Basic Information:
Printer Model: Ender 3 S1
MCU / Printerboard: STM32F401
Host / SBC: Raspberry Pi Zero 2 W
klippy.log klippy(6).log (2.6 MB)
Occasionally in the middle of a print, an MCU shutdown happens.
Also, this was happening after running shaper calculate commands.
While there is a webcam normally attached, none was attached during calculations. The camera only would increase CPU usage by a few percent. Power supply is a buck regulator on the 24v supply, and the output is stable at around 5.05v. I’ve considered the potential of noise or interference and thoroughly shielded the serial connection between the board and Pi. I can only really think it to be the SD card being either slow or possibly faulty, it is an older Class 4 card, but I would like a second opinion on the matter before going out to get one.
Also probably related, but sometimes the web interface momentarily hangs and sometimes even drops connection, it was doing this a lot during the shaping calculations, but it’s also happened usually alongside a shutdown. These shutdowns seem to happen more often on longer prints. Shorter ones seem less problematic.

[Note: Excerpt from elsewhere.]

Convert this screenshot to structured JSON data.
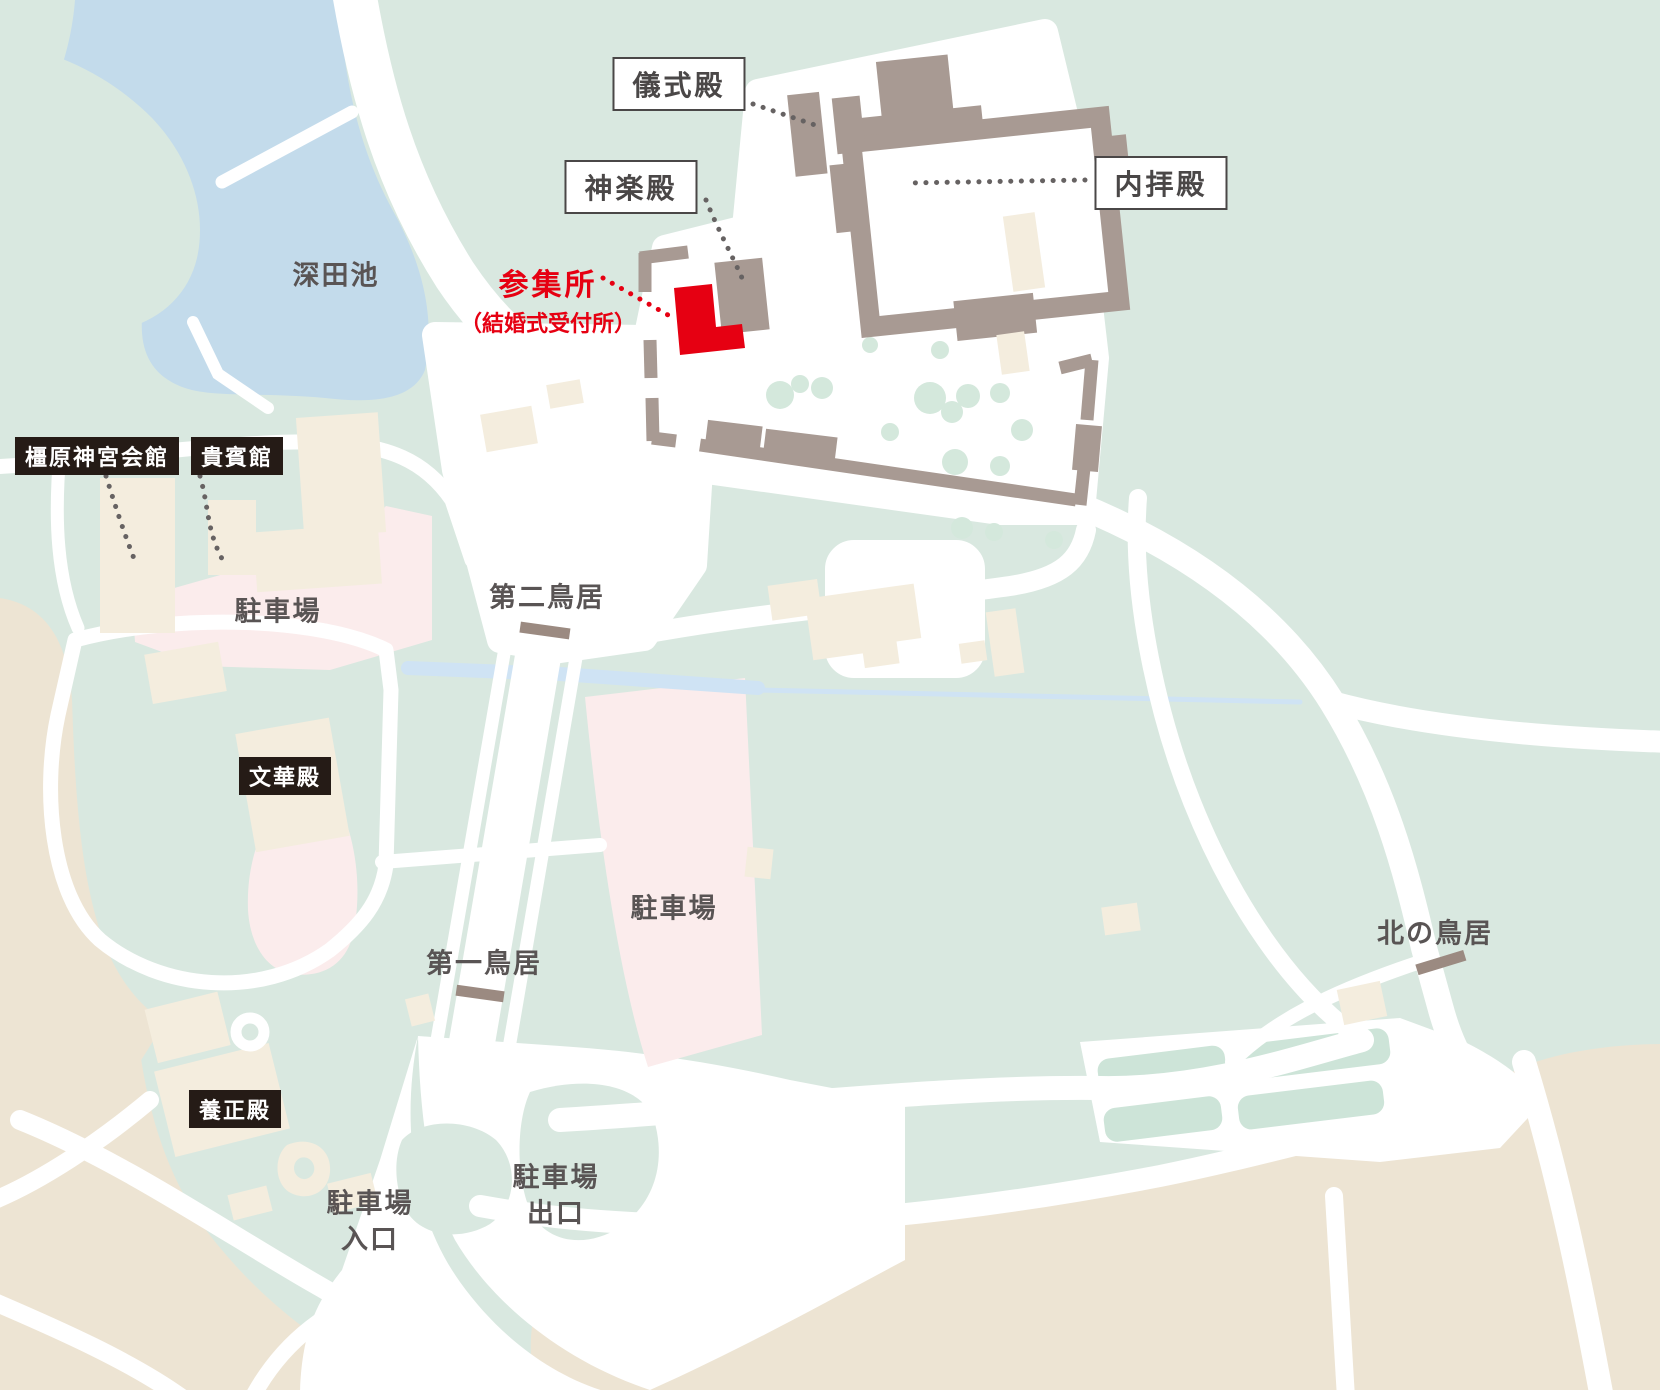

TLDR, I think my SD card is possibly causing issues, be it’s lower speed or older age, would like to know if that diagnosis even remotely comes close.

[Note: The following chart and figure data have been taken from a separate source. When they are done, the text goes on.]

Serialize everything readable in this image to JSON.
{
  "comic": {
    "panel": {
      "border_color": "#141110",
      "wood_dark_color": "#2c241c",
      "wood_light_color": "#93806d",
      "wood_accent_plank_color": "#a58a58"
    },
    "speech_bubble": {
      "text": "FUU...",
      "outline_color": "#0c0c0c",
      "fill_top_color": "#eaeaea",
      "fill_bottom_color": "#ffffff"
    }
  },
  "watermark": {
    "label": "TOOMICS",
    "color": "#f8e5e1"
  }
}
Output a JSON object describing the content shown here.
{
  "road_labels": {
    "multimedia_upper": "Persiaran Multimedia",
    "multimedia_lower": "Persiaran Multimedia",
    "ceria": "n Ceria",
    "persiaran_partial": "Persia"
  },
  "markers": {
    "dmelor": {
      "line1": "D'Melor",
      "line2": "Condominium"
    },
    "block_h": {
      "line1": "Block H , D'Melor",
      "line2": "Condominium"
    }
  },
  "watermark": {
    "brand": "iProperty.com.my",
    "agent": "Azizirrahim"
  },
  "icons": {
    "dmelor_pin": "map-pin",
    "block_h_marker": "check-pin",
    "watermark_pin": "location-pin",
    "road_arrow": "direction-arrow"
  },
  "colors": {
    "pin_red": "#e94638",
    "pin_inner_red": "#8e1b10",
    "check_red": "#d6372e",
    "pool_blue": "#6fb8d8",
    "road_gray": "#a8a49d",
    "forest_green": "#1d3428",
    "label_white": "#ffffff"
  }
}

Yeah, i’ve been on that page a few times before even registering. I feel like i’ve eliminated MOST things on there, minus replacing the card.

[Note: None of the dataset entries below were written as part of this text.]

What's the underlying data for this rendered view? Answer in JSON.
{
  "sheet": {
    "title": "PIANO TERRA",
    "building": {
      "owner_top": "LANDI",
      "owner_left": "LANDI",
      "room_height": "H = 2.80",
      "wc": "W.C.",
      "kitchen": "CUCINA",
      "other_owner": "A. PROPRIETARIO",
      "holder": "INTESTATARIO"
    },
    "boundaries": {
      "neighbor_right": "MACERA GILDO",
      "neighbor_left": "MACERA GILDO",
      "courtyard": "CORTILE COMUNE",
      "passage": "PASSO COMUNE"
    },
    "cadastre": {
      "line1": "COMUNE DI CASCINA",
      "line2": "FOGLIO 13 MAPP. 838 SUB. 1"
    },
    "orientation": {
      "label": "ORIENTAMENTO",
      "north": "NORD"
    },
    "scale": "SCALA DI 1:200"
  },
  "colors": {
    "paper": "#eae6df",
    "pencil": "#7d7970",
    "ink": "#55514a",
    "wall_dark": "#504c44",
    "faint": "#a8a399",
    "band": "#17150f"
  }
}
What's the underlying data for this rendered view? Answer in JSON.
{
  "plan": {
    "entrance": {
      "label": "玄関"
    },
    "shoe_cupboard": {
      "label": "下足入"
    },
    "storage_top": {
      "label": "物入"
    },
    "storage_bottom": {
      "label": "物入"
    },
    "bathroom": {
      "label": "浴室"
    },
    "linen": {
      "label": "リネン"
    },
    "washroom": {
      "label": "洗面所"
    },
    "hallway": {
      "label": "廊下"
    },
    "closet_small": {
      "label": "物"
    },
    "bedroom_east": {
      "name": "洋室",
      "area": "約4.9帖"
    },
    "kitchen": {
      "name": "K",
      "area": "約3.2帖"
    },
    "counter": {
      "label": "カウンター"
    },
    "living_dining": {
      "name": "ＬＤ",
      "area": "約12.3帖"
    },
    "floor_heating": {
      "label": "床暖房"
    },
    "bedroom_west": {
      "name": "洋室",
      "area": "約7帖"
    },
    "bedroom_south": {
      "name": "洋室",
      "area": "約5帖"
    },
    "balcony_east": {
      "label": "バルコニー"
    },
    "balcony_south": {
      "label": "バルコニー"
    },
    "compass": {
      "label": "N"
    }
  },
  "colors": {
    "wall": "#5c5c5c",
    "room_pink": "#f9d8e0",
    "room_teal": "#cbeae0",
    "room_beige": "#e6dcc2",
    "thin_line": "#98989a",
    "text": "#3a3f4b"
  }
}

I still opted to ask here anyways because I’m not completely sure, and I don’t currently have another card on hand to try. Also thought maybe someone could share insight on the matter.
It can cause that type of issue, but nobody here can say it actually does it for sure.
Often logs and stuff give indication what it might be and you then can rule those out step by step.
Here you could perform a surface check of the SD card or just get a new and faster one and reinstall Klipper and Co.
This is faster than waiting for an answer here that won’t be much helpful.
Are you using any usb hubs? or multiple usb ports on your pi?
This sounds quite similar to an issue i was working though.
Im running a multi mcu setup (6 mcu’s all via usb) and as part of this, i have found that some usb hubs (known as STT or single transaction translator) can exhibit blocking behaviors with the strict timing requirements of klipper.
Ensuring that the USB hubs are MTT (Multiple transaction translator) resolved my issues.
What ive found is that some RPI designs include an internal usb Hub, of which on some of them (and it seems hard to find out exactly which ones) the internal hub is the STT type. You can work around this by only using a single USB port on the RPI connected to a known good MTT type usb hub
Unfortunately, finding MTT type usb hubs seems to be a black art as they dont advertise them as such.
Nope, no usb hubs. I think my issue was what I thought it was though, I went to make an image of my SD card and about 25% in, I got hit with an I/O error. Went out and got another, just copied over configs, and it already seems more stable from what it did earlier.
Though I will also keep that in mind about usb hubs, though I’ve done what I can to avoid using them in the first place heh
Home partition and compression is overkill, but making the system mostly readonly, should make it more stable.
Like move logs to tmpfs if there are >1GB of free RAM.
Sometimes, I think Klippy logs are a little too verbose and the same time too scarce.
Either way, reducing write stress on SD cards can be a good things.
As a bonus, there should be less IO blocks if they even happens.
My bad, for Raspberry Pi Zero 2 W, it will be more tricky and not so clear win.
Like swap + compression, but I’m not sure if it still make a difference.